THtace casi un cuarto de siglo que un cuartelillo de la provincia almeriense fue escenario de la tortura y muerte de tres chavales de Santander que, no es que estuvieran donde no debían sino que tuvieron la mala suerte de encontrarse con quienes nunca debieron tener responsabilidades de seguridad pública. Han pasado casi 25 años y un ciudadano corriente ha vuelto a encontrar la muerte en un cuartelillo: después de ser tratado con una brutalidad indigna de seres humanos, apaleado con instrumentos prohibidos y rodeado de nueve testigos que guardaron silencio más por un comprensible miedo que por complicidad.
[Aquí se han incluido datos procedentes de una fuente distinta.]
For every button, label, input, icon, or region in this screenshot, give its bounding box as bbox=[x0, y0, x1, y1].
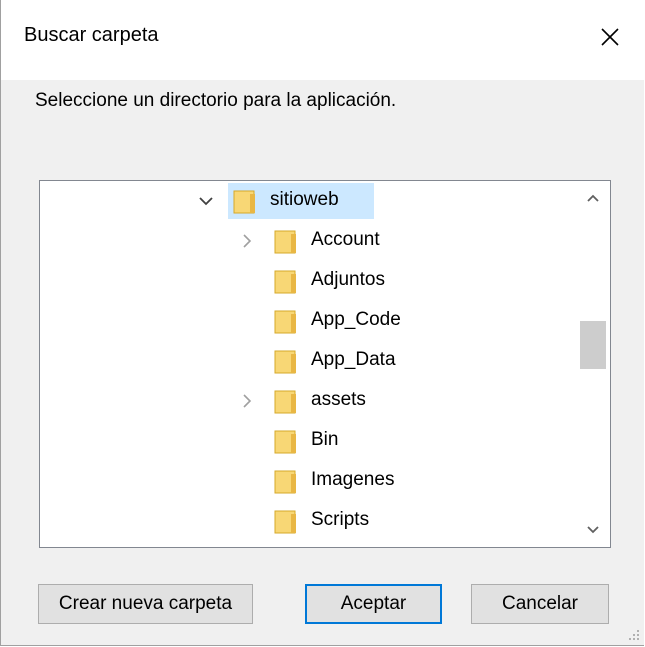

Desde hace varios años, Amnistía Internacional ha recomendado a los gobiernos españoles la instalación de cámaras que graben los interrogatorios policiales con una doble finalidad: proteger a los detenidos de posibles abusos y salvaguardar a las fuerzas de seguridad frente a posibles acusaciones falsas. Sería la mejor manera de prevenir las actuaciones de unos pocos incapacitados para actuar en nombre de la ley. Un estado que pretende eliminar la violencia como método debe ser inflexible cuando un ciudadano entra por su propio pie en comisaría y sale apaleado y muerto.